Y-Mag
- Editor: Sbusiso 'The General' Nxumalo, Nicole Turner, Sandile Dikeni
- Categories: Cultural Magazine
- Frequency: Monthly
- Founded: 1998; 28 years ago
- Country: South Africa
- Language: English

= Y-Mag =

South African magazine

Y-Mag is a South African magazine established in 1998 from a joint partnership between Studentwise, publishers of white youth targeted SL Magazine, and black youth targeted Johannesburg radio station YFM.

==History==
Published under the pay-off "Y - because I want to know", the magazine was targeted to tap into the market that made YFM the biggest regional station at the time. This was what was referred to as the Y Generation, a "freedom's children" that got to celebrate the freedom of an apartheid-free South Africa. As poet Lebo Mashile explained:

"if we were 20 or 30 in the 1970s and 1980s we would have been using everything we had to fight Apartheid... but now we have the freedom and space to do what we want with our talent and we have the ability to really manifest our dreams..."

Under founder editors S'busiso 'The General' Nxumalo and Itumeleng Mahabane, Y quickly came to encapsulate this spirit of freedom of expression. Like YFM, its emphasis was on urban street culture with a strong focus on the sounds of post-apartheid black South Africa, especially Kwaito. Written in spoken English with drops of Scamto, it was filled with diverse youth interests without ever narrowing them down to just entertainment. From the relationship between kwaito's apolitical, "hedonistic and flighty preoccupations", to President Thabo Mbeki's macroeconomic ideology, and to the politics of fashion and the aesthetic of struggle, this publication is very well rounded.

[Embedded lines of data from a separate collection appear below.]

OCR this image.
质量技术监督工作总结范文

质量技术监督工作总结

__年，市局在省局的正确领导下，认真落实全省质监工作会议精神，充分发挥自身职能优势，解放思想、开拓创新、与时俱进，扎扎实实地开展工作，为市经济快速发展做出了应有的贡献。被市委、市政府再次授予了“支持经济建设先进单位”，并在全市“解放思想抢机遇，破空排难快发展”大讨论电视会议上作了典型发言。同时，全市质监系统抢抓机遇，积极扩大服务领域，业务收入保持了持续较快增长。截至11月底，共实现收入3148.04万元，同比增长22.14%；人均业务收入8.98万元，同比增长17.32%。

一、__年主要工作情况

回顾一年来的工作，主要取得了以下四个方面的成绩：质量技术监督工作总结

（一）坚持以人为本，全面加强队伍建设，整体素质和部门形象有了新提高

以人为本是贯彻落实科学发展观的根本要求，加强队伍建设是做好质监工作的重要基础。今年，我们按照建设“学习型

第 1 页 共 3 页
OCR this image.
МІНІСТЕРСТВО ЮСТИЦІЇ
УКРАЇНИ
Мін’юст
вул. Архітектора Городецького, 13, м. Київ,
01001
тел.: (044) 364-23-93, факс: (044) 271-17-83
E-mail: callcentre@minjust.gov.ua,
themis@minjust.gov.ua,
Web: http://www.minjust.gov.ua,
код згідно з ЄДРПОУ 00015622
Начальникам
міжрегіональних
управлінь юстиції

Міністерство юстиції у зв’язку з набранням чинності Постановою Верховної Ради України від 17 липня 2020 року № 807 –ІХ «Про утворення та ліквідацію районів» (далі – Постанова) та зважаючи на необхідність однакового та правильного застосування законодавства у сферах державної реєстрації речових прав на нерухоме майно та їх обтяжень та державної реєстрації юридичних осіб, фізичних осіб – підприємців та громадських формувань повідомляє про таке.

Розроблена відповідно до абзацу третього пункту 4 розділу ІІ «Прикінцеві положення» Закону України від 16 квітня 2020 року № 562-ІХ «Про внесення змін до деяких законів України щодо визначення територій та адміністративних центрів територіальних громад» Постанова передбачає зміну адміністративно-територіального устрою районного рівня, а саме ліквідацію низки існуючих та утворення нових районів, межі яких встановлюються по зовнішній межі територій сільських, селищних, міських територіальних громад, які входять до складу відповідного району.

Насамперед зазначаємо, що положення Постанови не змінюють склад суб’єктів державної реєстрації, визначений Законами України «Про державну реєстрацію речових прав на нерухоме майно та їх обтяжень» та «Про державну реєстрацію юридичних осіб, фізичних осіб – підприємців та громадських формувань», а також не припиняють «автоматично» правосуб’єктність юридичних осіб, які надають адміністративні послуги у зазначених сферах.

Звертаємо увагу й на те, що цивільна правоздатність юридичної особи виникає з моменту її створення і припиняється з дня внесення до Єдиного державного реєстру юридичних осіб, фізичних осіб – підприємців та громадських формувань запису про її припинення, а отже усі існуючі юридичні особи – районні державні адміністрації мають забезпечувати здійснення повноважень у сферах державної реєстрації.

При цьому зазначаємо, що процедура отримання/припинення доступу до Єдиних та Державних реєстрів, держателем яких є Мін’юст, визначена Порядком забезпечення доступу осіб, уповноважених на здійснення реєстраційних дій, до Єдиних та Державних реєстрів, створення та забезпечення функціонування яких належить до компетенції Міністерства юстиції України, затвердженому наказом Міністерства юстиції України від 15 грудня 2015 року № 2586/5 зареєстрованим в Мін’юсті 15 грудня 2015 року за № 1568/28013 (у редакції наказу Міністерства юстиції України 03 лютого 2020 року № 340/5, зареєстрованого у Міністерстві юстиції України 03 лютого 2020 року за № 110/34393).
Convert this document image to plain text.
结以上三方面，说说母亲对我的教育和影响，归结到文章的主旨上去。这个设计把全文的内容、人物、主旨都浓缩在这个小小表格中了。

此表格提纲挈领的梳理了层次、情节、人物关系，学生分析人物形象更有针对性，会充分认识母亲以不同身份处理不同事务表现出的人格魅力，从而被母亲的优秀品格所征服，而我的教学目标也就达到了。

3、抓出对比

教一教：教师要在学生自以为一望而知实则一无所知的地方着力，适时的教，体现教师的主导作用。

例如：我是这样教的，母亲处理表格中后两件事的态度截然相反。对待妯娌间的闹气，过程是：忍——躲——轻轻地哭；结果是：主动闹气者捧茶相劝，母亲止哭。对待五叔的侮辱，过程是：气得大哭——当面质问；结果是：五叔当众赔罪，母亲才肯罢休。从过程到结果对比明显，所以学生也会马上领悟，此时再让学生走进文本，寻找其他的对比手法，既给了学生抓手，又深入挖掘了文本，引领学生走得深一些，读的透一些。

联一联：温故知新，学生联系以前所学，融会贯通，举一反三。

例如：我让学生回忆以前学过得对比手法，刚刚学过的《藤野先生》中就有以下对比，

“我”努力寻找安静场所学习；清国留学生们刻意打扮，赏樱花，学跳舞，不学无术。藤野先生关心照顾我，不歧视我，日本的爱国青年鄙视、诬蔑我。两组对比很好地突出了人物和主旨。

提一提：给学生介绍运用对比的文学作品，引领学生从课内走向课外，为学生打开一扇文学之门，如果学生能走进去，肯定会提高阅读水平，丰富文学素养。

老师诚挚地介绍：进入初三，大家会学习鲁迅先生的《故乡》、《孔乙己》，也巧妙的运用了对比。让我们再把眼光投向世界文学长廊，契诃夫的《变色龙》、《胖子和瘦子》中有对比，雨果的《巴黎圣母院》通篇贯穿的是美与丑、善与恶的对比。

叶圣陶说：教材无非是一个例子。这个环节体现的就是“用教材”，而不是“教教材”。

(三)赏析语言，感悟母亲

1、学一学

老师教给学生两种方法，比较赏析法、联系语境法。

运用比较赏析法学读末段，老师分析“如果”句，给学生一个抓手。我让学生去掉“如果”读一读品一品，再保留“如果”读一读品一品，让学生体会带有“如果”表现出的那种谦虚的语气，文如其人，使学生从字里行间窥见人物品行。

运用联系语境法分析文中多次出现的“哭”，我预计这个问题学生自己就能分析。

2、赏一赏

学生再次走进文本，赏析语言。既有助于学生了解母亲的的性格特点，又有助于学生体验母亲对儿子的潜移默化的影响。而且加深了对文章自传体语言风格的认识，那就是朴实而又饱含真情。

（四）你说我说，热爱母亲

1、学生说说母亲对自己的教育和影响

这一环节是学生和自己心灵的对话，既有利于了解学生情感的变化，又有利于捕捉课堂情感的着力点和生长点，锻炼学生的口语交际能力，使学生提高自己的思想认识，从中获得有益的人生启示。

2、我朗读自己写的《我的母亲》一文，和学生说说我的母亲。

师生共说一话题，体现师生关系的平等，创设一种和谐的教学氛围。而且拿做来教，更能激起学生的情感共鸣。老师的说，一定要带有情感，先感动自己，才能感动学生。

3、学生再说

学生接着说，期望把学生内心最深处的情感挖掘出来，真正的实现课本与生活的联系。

This radical challenge to the binary opposition of political/apolitical placed Y a step or two ahead of other mainstream magazines, intended for both black and white audiences. This also meant that corporate advertisers remained at arm's length. Inevitably, the magazine gave in to market pressures and changes at the radio station. Both Nxumalo and Mahabane stepped down as editors. Since then, Y has continued under no less than eight different editors, but it has never recaptured the idealism or attitude of those first few issues.